Why Did Bill Bennett Pull Out The Race Card?

I've been quietly reading and absorbing the various reactions toward Bill Bennett's recent comment concerning what would happen if black babies were aborted. DeWayne Wickham in USA Today wondered if Mr. Bennett could have used a little more logic in his wild statement.

Les Payne in Newsday realizes that Mr. Bennett's remarks may only be a verbal expression of what a lot of other people feel but don't say.

William Saletan from Slate. Did the man who said these things a few years ago really make such a statement on the radio?

Joe Trippi said on his blog that he had doubts that Mr. Bennett was ever profiled for driving in a wrong neighborhood. Mr. Bennett's piece from the aforementioned National Review says he was harrassed, apparently partly because his vehicle sported Texas license plates at the time.

I read more online comments regarding Mr. Bennett's recent remark. One person, in this case Julius Hansen, believes that there has already been encouragement for more abortions of unborn black children.
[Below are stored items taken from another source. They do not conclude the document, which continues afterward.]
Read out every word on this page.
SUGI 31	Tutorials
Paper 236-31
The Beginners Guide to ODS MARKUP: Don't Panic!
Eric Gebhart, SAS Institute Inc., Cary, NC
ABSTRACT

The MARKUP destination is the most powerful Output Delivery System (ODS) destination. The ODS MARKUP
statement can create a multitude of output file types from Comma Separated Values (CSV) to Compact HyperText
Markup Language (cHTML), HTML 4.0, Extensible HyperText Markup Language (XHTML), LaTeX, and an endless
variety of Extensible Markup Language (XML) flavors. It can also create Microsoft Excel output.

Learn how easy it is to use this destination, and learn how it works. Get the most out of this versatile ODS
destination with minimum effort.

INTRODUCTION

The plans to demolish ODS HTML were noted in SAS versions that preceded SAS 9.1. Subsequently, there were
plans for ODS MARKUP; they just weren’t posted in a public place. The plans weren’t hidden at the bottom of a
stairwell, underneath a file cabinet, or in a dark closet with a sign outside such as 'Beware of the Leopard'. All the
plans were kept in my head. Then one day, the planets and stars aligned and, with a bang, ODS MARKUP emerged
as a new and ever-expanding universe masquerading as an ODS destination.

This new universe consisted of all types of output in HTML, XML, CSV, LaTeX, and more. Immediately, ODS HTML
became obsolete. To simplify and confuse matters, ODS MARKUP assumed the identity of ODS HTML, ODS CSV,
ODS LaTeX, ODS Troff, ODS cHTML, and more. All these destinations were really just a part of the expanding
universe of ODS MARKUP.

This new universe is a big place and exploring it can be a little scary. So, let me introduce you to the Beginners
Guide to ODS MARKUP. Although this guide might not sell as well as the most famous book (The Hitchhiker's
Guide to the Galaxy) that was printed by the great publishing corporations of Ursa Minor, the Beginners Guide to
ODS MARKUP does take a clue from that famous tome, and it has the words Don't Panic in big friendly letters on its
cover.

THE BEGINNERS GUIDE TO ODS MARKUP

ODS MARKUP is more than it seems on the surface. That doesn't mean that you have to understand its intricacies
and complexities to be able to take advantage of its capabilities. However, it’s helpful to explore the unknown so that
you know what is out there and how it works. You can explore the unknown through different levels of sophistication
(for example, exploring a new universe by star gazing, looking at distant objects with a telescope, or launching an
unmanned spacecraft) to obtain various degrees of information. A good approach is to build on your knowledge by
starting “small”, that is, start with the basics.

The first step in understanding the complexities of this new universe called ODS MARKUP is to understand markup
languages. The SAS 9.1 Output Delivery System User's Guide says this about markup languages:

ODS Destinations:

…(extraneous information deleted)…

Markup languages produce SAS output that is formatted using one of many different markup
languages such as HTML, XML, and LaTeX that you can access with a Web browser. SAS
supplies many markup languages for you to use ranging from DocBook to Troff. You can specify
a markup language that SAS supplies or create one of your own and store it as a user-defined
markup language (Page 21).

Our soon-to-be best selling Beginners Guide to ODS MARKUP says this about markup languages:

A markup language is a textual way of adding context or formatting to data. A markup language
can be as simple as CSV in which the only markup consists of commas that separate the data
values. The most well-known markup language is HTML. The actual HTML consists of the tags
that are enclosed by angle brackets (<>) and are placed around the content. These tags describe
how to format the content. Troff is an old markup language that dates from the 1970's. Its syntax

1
I went back and read Mr. Bennett's piece from the National Review again. He seemed to be in favor of abolishing any form of practice that encourages favoritism or prejudice by way of numbers. This only makes his referral to all those black children more curious. The mention of any number used to set aside a group of people--be it school admission, housing restrictions, job advancement or abortion statistics helps no one, according to Mr. Bennett. Was he citing the ludicrous abortion idea in order to catch those who were prejudiced against black people--or was the remark intended to shame those in favor of abortion rights? Or both? Or neither?

I remained confused about Mr. Bennett's remarks, even after reading a transcript of the phone call. This man has a history of public service and has had a lot of practice with words, both written and spoken. I hadn't heard the original broadcast, so I went to Mr. Bennett's site, where I finally listened to a recording of the infamous on-air conversation. Neither the caller nor Mr. Bennett sounded overly emotional or agitated in their discussion. Mr. Bennett's voice was that of a calm, self-assured speaker--indeed, a consummate talk show host. I noted no hint of loss of emotion, nor did I sense that he went off on some wild imaginative scenario as I'd thought he might have done (after I'd read several reactions to his comment). He seemed very much in control.

Was this whole thing an unfortunate, off-the-cuff remark? Or was Mr. Bennett saying exactly what he wanted to say? He certainly has enough experience to know it would stir up listeners (and others). Did he let something racist slip from his lips or was it a carefully chosen phrase? Whatever his motivation was, there's no doubt that he's gotten plenty of attention over it. What remains now is to see what he, and others, do about it.